I still ordered a small additional run of “correct” copies; once I launch online (going to wait until the first week of January, after the holiday crush is behind us) I’ll sell a mix of the original, not-quite-perfect-but-actually-maybe-that’s-the-point copies, and the updated hot-damn-finally-got-it-right copies.
Thank you for bearing with me. And soon enough, Above the Fold will not be just a space for meta-level updates on the magazine, but for the actual stories that brought us all here—about dumplings, about the people who make them, and why all of the damn effort is so worthwhile.
My aim is to bring this cost down by issue two—small print runs + paying fair contributor wages/honoraria = higher hard costs on my end per issue; all money I receive for this issue is being put directly into the production of issue two!

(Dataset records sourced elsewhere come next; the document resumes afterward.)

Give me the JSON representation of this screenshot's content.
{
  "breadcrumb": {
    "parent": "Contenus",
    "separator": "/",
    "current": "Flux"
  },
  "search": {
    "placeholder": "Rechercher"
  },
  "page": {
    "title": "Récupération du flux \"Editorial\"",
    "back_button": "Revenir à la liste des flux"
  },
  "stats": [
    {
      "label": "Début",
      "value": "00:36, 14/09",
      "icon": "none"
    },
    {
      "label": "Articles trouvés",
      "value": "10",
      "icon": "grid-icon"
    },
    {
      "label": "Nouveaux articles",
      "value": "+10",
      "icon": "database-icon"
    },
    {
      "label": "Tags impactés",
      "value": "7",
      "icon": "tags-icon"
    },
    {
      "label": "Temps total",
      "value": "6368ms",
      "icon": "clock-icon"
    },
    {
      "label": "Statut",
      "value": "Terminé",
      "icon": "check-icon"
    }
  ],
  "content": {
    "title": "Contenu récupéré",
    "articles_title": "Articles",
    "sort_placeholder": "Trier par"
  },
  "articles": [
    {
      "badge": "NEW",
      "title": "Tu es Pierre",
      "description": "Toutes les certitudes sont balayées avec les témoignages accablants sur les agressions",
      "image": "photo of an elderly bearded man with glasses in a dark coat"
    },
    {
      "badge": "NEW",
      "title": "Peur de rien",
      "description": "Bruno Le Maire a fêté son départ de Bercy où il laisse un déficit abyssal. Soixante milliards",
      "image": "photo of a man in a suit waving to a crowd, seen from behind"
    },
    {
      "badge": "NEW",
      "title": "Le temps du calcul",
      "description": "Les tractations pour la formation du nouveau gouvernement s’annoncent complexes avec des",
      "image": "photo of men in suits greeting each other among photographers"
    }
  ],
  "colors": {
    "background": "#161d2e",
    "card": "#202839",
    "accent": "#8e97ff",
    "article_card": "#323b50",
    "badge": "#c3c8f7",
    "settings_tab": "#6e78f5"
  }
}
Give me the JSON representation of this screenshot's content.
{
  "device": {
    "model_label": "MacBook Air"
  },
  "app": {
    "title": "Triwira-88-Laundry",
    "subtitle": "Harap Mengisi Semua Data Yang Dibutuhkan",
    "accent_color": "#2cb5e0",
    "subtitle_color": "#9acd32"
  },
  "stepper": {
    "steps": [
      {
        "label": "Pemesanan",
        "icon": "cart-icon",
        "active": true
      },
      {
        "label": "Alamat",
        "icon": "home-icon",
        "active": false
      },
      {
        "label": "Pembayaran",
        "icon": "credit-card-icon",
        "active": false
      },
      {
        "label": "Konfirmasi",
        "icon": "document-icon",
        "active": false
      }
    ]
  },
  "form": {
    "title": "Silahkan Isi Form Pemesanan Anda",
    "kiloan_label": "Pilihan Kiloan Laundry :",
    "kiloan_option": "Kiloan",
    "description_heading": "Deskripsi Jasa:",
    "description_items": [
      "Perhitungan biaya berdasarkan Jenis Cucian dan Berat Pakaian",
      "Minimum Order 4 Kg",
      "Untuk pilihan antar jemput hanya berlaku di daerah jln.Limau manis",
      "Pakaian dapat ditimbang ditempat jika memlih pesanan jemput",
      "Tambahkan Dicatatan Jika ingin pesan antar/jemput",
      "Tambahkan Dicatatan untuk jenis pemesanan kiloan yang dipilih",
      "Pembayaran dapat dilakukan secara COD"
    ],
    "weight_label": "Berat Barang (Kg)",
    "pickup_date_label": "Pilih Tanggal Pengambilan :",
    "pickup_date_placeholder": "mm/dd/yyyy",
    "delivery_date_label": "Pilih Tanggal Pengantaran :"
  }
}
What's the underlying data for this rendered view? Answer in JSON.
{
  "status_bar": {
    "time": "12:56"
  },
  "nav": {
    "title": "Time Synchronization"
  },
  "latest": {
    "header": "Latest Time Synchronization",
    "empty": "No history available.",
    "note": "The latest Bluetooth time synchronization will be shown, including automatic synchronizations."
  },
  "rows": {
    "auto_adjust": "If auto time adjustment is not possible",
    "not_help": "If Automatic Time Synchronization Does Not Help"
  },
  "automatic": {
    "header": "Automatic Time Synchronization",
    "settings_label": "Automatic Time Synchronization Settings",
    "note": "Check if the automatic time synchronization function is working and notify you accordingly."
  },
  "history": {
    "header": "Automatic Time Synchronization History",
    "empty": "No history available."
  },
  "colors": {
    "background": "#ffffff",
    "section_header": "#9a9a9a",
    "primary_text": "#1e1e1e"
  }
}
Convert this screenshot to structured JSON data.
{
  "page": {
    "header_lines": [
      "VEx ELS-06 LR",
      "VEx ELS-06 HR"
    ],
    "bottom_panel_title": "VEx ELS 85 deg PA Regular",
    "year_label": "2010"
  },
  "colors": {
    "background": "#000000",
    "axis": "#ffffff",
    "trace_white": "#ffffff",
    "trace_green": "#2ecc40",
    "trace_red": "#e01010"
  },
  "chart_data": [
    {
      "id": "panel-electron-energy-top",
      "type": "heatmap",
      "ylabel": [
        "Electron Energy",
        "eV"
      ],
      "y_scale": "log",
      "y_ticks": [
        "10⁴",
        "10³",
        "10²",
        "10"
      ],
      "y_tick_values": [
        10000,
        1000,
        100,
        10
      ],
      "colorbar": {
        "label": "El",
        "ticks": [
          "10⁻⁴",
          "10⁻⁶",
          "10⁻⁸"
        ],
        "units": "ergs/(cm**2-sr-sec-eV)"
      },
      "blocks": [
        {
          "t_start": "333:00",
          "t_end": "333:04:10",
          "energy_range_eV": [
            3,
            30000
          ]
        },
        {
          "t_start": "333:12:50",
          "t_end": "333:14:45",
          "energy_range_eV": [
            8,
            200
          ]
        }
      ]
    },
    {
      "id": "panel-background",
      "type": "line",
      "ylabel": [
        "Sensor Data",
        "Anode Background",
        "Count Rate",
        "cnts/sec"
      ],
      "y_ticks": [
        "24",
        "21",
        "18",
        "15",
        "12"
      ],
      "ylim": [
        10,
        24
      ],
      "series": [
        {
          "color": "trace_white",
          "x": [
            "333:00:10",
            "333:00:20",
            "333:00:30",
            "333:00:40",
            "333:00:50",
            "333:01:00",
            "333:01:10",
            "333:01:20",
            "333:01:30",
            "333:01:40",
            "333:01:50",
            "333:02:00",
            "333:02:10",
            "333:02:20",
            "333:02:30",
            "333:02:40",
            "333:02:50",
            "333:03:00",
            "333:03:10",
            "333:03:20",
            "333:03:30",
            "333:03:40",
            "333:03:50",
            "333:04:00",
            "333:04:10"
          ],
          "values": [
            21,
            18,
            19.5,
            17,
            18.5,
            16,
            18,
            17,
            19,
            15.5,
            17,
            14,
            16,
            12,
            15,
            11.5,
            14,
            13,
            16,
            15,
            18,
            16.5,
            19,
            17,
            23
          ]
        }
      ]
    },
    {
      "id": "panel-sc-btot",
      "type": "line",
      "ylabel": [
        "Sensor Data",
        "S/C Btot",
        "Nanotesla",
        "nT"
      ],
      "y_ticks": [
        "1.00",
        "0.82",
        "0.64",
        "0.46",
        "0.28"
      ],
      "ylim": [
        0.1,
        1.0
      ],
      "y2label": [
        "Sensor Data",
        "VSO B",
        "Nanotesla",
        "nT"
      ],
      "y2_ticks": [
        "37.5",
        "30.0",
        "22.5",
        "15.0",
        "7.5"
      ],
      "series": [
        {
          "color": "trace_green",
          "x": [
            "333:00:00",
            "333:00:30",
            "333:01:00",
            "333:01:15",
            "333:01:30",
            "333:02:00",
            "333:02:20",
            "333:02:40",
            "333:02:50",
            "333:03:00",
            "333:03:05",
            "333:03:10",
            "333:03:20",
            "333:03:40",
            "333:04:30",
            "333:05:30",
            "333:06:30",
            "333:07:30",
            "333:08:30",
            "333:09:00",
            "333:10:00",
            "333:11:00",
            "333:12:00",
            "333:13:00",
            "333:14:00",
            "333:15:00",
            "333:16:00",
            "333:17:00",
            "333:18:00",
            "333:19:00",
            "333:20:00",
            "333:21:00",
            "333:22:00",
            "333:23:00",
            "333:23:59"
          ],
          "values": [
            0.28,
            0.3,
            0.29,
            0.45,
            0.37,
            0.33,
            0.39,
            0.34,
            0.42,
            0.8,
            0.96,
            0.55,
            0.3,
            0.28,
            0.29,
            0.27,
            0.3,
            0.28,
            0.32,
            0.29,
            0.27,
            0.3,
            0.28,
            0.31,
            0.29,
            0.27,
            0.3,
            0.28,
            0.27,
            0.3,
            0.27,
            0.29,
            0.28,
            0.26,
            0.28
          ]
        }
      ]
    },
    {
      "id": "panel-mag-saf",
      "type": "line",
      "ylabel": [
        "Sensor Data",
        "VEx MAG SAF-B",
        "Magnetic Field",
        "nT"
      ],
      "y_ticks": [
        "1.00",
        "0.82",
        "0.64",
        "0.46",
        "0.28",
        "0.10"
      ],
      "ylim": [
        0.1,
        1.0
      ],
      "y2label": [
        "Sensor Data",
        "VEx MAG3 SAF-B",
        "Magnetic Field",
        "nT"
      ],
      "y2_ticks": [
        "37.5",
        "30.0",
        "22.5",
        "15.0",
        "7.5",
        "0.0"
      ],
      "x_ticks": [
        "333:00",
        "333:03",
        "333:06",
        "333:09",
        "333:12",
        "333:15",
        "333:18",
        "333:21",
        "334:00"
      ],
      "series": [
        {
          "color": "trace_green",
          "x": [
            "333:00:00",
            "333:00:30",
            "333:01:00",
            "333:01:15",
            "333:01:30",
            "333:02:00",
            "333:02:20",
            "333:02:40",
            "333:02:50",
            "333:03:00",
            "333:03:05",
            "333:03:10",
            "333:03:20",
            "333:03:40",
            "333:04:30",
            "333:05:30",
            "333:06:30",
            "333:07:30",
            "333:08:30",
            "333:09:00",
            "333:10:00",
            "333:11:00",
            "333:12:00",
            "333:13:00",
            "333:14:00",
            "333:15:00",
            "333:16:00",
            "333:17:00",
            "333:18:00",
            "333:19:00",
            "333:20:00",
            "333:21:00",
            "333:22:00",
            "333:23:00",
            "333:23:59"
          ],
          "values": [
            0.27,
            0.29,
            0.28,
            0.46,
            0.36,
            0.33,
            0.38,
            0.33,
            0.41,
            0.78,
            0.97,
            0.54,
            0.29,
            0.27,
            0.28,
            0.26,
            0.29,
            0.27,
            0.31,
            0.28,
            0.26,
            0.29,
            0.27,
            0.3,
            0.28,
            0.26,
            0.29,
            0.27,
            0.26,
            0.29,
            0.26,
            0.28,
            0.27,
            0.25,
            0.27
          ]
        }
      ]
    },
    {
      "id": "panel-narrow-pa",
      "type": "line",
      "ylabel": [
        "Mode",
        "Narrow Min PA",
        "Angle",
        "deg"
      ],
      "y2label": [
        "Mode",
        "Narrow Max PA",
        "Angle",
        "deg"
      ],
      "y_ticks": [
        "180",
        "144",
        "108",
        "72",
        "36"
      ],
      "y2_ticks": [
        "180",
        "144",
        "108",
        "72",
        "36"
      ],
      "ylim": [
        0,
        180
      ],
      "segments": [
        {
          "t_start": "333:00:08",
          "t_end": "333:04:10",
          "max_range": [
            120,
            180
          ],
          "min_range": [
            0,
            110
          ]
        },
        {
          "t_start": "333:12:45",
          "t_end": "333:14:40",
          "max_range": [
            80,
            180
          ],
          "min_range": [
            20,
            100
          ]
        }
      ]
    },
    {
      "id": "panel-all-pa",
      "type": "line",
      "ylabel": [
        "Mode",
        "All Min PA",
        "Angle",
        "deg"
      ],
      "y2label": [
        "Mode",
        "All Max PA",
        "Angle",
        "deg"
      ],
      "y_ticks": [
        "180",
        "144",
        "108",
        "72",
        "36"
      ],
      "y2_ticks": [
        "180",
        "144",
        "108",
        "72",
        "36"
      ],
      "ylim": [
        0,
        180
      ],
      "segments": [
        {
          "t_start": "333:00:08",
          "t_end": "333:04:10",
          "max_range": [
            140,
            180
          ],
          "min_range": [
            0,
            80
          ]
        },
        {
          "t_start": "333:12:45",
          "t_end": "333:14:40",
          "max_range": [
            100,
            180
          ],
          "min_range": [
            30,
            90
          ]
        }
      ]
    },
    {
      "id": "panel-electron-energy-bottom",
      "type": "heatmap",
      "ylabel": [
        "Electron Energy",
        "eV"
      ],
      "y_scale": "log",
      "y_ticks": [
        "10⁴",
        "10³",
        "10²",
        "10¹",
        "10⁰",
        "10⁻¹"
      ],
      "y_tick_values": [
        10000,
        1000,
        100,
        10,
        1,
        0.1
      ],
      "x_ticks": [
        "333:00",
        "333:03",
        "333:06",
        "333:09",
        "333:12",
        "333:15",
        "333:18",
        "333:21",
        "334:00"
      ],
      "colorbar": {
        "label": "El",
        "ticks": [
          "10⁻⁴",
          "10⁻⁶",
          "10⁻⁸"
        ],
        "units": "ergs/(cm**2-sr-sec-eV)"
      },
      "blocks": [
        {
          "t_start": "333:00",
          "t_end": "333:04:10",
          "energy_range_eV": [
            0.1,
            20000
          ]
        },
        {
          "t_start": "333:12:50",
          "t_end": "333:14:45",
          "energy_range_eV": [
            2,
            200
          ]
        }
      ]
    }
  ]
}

I was hardly in this alone, though. I had plenty of encouragement from friends and family and former colleagues. While I wanted to do most of the design heavy-lifting myself, one of the best decisions I made was to enlist designer/design wordsmith Elizabeth Goodspeed as a layout fairy godmother of sorts to help distill my moodboards into a magazine skeleton/kit of parts, with invaluable critiques as I worked through the process. Without her, I probably would still be in the design phase, and I’m not even kidding.